Basic health care services - Knox-Keene plans must provide the following basic services: physician services, inpatient and outpatient hospital services, diagnostic and therapeutic lab and radiologic services, home health care, preventive health care, and emergency health care, including ambulance and out-of-area coverage. In addition, there are a number of statutory mandates to provide or offer specific benefits.

Quality assurance - Plans must have quality assurance programs to review quality of care, which includes as one component a utilization review system. Regulations require a program directed by health providers to review the quality of care being provided, and to identify, evaluate and remedy problems related to access, continuity and quality of care, utilization and monitoring of plan providers.

Accessibility of services - Department of Corporations must review and approve provider networks and contracts. Primary care services must be within 30 minutes or 15 miles of the enrollees' residence or workplace. Regulations require at least one primary care provider (PCP) for every 2,000 enrollees as a guideline. Department of Corporations may require more providers depending on the area, population density, and other factors. Different requirements may apply in rural or medically underserved areas. Department of Corporations assures reasonable access to ancillary services and tertiary care.
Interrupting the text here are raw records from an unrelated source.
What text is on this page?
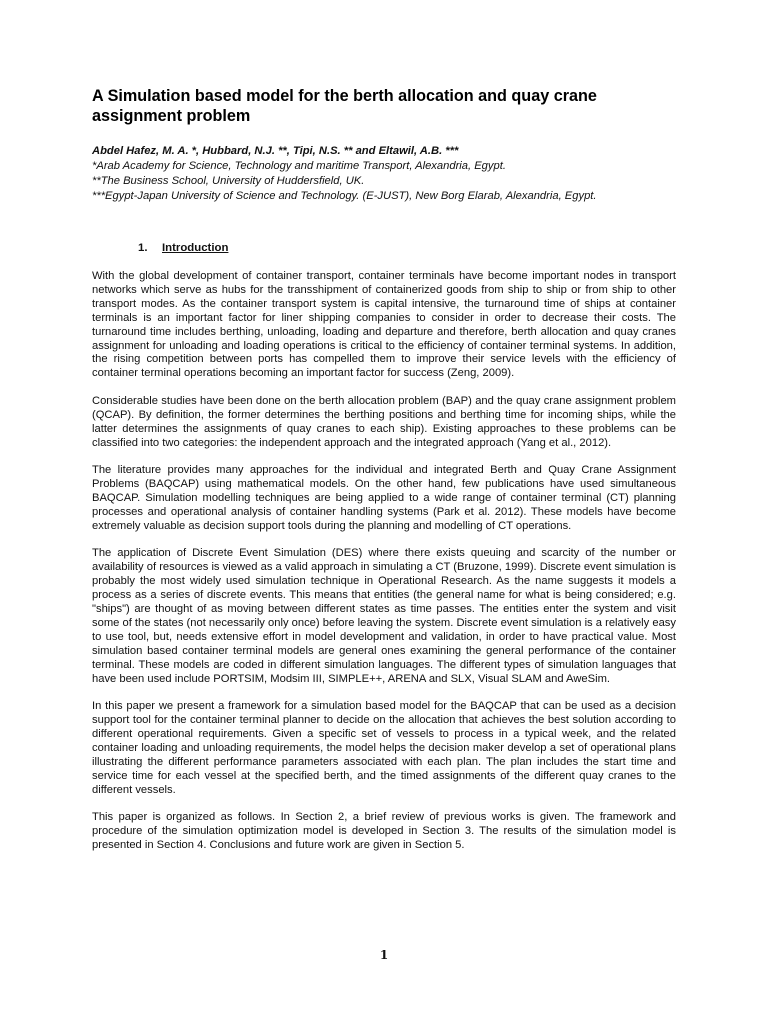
A Simulation based model for the berth allocation and quay crane assignment problem
Abdel Hafez, M. A. *, Hubbard, N.J. **, Tipi, N.S. ** and Eltawil, A.B. ***
*Arab Academy for Science, Technology and maritime Transport, Alexandria, Egypt.
**The Business School, University of Huddersfield, UK.
***Egypt-Japan University of Science and Technology. (E-JUST), New Borg Elarab, Alexandria, Egypt.
1. Introduction

With the global development of container transport, container terminals have become important nodes in transport networks which serve as hubs for the transshipment of containerized goods from ship to ship or from ship to other transport modes. As the container transport system is capital intensive, the turnaround time of ships at container terminals is an important factor for liner shipping companies to consider in order to decrease their costs. The turnaround time includes berthing, unloading, loading and departure and therefore, berth allocation and quay cranes assignment for unloading and loading operations is critical to the efficiency of container terminal systems. In addition, the rising competition between ports has compelled them to improve their service levels with the efficiency of container terminal operations becoming an important factor for success (Zeng, 2009).

Considerable studies have been done on the berth allocation problem (BAP) and the quay crane assignment problem (QCAP). By definition, the former determines the berthing positions and berthing time for incoming ships, while the latter determines the assignments of quay cranes to each ship). Existing approaches to these problems can be classified into two categories: the independent approach and the integrated approach (Yang et al., 2012).

The literature provides many approaches for the individual and integrated Berth and Quay Crane Assignment Problems (BAQCAP) using mathematical models. On the other hand, few publications have used simultaneous BAQCAP. Simulation modelling techniques are being applied to a wide range of container terminal (CT) planning processes and operational analysis of container handling systems (Park et al. 2012). These models have become extremely valuable as decision support tools during the planning and modelling of CT operations.

The application of Discrete Event Simulation (DES) where there exists queuing and scarcity of the number or availability of resources is viewed as a valid approach in simulating a CT (Bruzone, 1999). Discrete event simulation is probably the most widely used simulation technique in Operational Research. As the name suggests it models a process as a series of discrete events. This means that entities (the general name for what is being considered; e.g. "ships") are thought of as moving between different states as time passes. The entities enter the system and visit some of the states (not necessarily only once) before leaving the system. Discrete event simulation is a relatively easy to use tool, but, needs extensive effort in model development and validation, in order to have practical value. Most simulation based container terminal models are general ones examining the general performance of the container terminal. These models are coded in different simulation languages. The different types of simulation languages that have been used include PORTSIM, Modsim III, SIMPLE++, ARENA and SLX, Visual SLAM and AweSim.

In this paper we present a framework for a simulation based model for the BAQCAP that can be used as a decision support tool for the container terminal planner to decide on the allocation that achieves the best solution according to different operational requirements. Given a specific set of vessels to process in a typical week, and the related container loading and unloading requirements, the model helps the decision maker develop a set of operational plans illustrating the different performance parameters associated with each plan. The plan includes the start time and service time for each vessel at the specified berth, and the timed assignments of the different quay cranes to the different vessels.

This paper is organized as follows. In Section 2, a brief review of previous works is given. The framework and procedure of the simulation optimization model is developed in Section 3. The results of the simulation model is presented in Section 4. Conclusions and future work are given in Section 5.

1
Consumer protection - Plans must maintain internal grievance procedures for plan enrollees and appeals may be made to the Department of Corporations if grievances are not resolved to the enrollees' satisfaction. Department of Corporations reviews and approves plan contracts, disclosure forms, marketing materials and advertising to be sure that consumers receive fair and accurate information.

Medical decision-making - The Knox-Keene Act requires medical services to be sufficiently separate from administrative and fiscal management so that medical decisions are not unduly influenced by fiscal concerns. The Department of Corporations conducts an on site medical survey at least every three years. Plans have physician medical directors responsible for medical decision making and directing quality assurance programs.

Financial viability - Plans must file quarterly and annual financial statements and other financial reports. Plans must meet "tangible net equity" requirements and a financial and administrative audit is conducted at least three years to monitor plan financial viability.

The Protections of the Knox-Keene Act

One of the goals of the Knox-Keene Act is to ensure the financial stability of HMOs in California so that consumers are protected. In order to achieve this goal, the Act and its underlying regulations mandate that HMOs file specific financial statements with the Department of Corporations, which has full jurisdiction over the plans.

When seeking licensure as a plan, or for any application to expand services into a new service area, plans must file a significant volume of documentation on the providers and services that will be available, along with extensive financial information. HMOs must file financial statements along with a certificate from an accountant. Plans must also file projected financial statements reflecting anticipated income and expenditures, projected balances, and actual and projected changes in financial status.

On an ongoing basis, the Knox-Keene Act requires HMOs to demonstrate that their operations maintain a positive cash flow and adequate reserves, and allow them to pay off debt. This includes documenting their provider compensation, utilization review systems and reinsurance coverage. HMOs must also maintain sufficient assets, called the tangible net equity, to protect the HMO and its enrollees from insolvencies. The tangible net equity requirements of the Knox-Keene Act require a minimum net equity of $1 million for each HMO. That amount is adjusted based on the total annual revenues as well as the expenditures of the HMO.